Conclure que le secteur agricole délaisse la digitalisation et ne se modernise pas serait une erreur. Au contraire, l’offre dans le domaine est pléthorique pour être à la hauteur des enjeux auxquels doit faire face le secteur. Le problème se situe justement ici : les agriculteurs rencontrent une surabondance d’outils qui ne correspondent pas toujours à leur réalité́, à leurs besoins. Cela retarde la transformation numérique d’un secteur au centre des réflexions sociétales que nous connaissons.   
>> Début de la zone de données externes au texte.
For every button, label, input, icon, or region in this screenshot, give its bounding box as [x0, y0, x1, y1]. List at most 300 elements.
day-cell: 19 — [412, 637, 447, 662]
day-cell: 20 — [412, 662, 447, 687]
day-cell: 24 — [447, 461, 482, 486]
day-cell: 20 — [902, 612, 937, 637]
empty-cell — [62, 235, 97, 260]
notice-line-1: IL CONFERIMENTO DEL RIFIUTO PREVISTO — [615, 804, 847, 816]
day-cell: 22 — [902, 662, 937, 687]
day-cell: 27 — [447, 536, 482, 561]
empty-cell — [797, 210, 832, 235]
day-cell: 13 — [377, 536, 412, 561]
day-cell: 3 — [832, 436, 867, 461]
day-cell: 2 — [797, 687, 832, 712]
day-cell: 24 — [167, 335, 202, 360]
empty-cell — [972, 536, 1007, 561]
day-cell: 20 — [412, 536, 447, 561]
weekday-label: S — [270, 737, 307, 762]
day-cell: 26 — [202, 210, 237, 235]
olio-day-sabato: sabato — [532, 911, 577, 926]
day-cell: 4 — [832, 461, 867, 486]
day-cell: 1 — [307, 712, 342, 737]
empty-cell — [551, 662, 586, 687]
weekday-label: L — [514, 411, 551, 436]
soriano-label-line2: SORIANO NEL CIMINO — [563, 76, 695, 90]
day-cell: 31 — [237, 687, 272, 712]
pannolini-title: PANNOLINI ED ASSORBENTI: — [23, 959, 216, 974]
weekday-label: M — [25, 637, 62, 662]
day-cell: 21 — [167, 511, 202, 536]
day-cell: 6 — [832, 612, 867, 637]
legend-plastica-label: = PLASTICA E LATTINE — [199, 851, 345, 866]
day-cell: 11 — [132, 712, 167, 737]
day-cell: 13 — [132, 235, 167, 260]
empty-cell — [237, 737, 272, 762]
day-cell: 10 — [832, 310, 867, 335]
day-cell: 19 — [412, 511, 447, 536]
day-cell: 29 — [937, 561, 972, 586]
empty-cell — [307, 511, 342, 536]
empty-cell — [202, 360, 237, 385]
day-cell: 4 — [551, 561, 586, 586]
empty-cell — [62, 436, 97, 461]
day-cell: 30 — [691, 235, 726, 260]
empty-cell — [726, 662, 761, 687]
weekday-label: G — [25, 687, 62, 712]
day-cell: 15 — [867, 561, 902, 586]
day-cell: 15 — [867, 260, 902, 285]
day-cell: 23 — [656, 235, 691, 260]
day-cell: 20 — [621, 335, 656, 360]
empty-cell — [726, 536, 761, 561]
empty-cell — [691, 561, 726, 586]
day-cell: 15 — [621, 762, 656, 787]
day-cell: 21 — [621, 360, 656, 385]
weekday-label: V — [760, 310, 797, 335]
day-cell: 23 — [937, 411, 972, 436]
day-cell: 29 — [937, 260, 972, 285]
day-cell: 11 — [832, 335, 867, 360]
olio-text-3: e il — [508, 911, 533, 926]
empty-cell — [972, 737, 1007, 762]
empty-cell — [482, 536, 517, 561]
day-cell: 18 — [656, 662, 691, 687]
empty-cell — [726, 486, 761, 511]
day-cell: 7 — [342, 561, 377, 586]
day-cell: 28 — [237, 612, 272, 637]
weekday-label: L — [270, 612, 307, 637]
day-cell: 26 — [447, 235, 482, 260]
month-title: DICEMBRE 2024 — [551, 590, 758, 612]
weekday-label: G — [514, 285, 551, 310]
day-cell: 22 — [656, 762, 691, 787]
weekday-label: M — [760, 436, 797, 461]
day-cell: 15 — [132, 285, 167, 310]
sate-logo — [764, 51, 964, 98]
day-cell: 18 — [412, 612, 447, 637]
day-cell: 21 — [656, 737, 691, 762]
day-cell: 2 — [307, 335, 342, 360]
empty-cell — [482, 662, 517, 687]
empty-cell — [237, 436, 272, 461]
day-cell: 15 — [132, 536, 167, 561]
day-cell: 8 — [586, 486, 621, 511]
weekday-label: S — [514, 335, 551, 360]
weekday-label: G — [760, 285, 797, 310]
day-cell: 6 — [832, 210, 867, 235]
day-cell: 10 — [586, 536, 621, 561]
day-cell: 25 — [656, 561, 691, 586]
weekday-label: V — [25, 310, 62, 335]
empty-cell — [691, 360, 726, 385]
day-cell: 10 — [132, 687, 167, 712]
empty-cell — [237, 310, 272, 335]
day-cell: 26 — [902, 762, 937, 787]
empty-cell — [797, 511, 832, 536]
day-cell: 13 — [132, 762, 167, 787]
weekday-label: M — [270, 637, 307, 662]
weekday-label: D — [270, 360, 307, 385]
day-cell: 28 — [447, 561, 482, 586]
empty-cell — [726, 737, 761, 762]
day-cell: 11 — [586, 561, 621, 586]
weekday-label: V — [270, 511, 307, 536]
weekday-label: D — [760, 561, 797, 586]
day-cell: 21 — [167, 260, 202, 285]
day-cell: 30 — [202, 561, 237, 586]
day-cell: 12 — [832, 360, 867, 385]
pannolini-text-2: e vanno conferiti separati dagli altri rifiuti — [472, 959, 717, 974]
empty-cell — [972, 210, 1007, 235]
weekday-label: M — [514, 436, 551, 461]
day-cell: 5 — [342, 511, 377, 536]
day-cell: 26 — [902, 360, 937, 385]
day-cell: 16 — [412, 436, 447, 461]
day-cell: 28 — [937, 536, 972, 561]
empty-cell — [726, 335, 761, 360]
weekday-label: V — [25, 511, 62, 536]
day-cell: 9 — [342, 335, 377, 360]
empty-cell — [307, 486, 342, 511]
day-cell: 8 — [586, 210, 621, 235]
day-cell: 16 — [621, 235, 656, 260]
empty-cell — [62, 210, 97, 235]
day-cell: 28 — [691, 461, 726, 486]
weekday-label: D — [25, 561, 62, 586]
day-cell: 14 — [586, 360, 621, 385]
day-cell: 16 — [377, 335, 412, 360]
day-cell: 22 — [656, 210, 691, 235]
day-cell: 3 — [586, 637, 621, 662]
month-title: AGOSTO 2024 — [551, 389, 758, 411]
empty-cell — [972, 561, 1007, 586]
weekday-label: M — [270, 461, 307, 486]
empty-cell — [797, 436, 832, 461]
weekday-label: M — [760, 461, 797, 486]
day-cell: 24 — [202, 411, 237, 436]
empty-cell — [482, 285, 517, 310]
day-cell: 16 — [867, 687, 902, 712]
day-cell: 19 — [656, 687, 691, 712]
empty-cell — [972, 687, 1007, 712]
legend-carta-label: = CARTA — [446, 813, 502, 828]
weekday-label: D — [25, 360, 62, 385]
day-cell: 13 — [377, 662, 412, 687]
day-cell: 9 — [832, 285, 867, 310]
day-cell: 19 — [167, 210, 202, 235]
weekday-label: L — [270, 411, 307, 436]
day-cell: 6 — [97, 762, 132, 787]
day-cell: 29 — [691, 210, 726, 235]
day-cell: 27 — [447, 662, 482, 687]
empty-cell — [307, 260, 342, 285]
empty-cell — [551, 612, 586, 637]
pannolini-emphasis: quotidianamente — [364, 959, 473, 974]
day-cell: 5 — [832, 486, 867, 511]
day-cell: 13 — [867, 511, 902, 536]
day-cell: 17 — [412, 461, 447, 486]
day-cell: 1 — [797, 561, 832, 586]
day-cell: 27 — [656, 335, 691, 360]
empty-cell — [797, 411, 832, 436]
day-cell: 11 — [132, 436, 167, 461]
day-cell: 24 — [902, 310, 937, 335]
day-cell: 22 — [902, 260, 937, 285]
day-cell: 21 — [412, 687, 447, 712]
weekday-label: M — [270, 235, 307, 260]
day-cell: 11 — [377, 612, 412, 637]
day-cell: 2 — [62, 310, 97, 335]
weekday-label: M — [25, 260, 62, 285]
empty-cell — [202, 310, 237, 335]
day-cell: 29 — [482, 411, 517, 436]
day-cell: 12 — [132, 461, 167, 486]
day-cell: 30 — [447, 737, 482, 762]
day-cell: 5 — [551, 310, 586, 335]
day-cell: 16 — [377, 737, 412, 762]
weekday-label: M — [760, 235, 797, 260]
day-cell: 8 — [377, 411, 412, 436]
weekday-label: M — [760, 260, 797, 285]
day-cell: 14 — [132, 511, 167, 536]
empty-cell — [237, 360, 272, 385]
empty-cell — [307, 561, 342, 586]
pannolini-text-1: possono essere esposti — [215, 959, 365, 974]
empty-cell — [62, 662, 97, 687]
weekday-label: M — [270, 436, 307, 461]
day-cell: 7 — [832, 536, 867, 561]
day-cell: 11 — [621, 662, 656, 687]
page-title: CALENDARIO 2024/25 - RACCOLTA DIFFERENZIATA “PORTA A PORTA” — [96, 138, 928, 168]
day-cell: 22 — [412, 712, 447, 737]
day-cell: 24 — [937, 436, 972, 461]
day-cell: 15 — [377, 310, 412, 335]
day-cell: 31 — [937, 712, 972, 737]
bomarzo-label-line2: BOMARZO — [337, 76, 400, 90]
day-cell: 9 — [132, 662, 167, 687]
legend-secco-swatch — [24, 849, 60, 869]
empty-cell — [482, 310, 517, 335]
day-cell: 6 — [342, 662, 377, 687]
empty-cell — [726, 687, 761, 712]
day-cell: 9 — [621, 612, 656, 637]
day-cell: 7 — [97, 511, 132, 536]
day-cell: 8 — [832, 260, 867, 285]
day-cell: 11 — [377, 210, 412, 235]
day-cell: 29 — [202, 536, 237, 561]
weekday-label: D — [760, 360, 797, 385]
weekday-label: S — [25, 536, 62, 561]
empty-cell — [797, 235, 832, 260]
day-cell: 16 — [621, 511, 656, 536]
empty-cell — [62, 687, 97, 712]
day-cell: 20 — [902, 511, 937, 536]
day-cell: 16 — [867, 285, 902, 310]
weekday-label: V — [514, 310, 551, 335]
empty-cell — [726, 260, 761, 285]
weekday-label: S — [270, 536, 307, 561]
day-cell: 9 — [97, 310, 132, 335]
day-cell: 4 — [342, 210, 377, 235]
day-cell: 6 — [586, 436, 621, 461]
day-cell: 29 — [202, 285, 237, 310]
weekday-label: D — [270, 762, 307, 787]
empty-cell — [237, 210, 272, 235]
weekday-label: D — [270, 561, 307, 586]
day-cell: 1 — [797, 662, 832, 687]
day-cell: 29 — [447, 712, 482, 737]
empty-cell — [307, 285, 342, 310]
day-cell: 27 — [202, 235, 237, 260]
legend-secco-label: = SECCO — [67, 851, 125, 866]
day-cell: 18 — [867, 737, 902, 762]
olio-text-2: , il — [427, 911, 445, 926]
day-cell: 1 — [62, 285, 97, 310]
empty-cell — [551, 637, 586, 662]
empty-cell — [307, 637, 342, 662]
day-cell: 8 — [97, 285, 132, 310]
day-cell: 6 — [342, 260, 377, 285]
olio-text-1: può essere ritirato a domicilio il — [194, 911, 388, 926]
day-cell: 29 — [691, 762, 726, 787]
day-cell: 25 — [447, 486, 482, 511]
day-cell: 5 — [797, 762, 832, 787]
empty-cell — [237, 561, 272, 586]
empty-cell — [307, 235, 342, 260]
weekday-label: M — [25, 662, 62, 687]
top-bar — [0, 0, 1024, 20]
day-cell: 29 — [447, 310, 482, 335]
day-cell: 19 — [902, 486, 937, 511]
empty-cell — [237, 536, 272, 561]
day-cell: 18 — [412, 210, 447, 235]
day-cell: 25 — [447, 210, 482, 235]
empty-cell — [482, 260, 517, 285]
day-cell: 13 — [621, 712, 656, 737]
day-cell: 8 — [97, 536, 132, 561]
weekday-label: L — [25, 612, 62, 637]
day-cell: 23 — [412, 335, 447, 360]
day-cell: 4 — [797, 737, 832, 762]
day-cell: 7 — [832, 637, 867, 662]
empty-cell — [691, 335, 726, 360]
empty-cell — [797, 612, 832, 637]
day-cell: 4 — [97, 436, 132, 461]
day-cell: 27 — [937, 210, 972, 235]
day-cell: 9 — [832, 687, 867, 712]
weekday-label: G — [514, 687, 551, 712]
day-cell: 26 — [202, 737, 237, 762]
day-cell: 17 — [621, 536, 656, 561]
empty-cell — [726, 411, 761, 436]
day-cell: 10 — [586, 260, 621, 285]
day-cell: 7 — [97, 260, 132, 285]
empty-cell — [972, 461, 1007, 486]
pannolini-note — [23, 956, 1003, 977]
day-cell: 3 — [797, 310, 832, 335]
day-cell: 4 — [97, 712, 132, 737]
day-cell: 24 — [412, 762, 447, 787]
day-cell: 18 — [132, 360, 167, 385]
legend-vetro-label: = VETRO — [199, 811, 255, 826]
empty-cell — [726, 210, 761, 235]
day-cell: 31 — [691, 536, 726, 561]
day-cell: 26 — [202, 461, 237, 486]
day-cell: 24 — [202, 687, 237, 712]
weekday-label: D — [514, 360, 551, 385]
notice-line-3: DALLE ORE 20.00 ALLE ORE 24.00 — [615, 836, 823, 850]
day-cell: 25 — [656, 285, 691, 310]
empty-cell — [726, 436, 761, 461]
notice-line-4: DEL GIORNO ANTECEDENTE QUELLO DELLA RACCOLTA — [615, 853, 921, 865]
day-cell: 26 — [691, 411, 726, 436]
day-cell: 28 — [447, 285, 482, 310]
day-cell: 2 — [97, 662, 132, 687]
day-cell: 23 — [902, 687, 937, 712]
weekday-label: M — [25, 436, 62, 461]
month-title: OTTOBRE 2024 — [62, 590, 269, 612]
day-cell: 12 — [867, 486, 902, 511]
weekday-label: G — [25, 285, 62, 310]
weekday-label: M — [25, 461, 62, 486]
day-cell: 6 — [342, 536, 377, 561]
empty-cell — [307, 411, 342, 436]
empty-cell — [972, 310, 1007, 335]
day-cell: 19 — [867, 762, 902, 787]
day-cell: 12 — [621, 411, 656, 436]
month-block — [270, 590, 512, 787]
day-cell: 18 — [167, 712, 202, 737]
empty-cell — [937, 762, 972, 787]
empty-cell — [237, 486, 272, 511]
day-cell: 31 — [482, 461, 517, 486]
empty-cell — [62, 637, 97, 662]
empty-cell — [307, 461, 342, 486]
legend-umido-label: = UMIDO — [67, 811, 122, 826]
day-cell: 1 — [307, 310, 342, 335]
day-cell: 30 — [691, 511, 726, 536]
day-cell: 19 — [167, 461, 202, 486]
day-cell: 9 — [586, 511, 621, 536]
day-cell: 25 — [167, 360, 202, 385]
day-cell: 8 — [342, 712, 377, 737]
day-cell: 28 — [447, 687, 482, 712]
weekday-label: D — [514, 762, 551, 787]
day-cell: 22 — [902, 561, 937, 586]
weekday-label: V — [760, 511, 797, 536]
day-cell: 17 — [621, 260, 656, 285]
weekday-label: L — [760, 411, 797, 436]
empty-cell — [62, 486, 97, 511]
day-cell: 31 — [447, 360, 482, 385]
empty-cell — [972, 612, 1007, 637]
Corriger le tir, repenser l’organisation

L’enjeu d’une digitalisation réussie n’est pas seulement d’introduire les outils digitaux pour, par exemple, automatiser les pratiques de production ou de gestion : il faut aussi repenser l’organisation et la stratégie de l’entité́ agricole. 
 
Pour les agriculteurs interrogés dans le cadre de la recherche, la transformation numérique doit donner lieu à des améliorations et des innovations permettant alors de modifier en profondeur non seulement les méthodes de production, mais aussi les modes de communication et de gestion de l’entreprise. Pour cela, elle doit également être le fruit de projets réfléchis, cohérents, et non de décisions au coup par coup. Les agriculteurs doivent aussi être replacés au centre des dispositifs d’innovation par ceux qui les conçoivent.
 
Il faudrait tout d’abord adapter les outils à la diversité des exploitations agricoles (taille, type de production, etc.). Par ailleurs, ces outils se concentrent sur la production mais ignorent la variété des tâches que doivent mener à bien les agriculteurs (RH, approvisionnement, gestion comptable, approvisionnement…). 
 
Enfin, deux éléments cruciaux apparaissent : d’une part les agriculteurs sont aussi des chefs d’entreprise qui ont besoin de pouvoir s’appuyer sur un réseau professionnel solide et constructif afin d’être accompagnés dans les choix des outils pertinents pour eux et dans leur utilisation ; d’autre part les politiques publiques doivent également être revues en ciblant davantage les subventions vers des agriculteurs qui favorisent à la fois la transition agroécologique et entrepreneuriale. 
 
Menée conjointement par cinq enseignants-chercheurs de l’EM Normandie (Mathilde Aubry, responsable de la chaire, Zouhour Ban Hamadi, Roland Condor, Nazik Fadil et Christine Fournès), le travail a porté sur un panel de 213 exploitations agricoles de moins de dix salariés.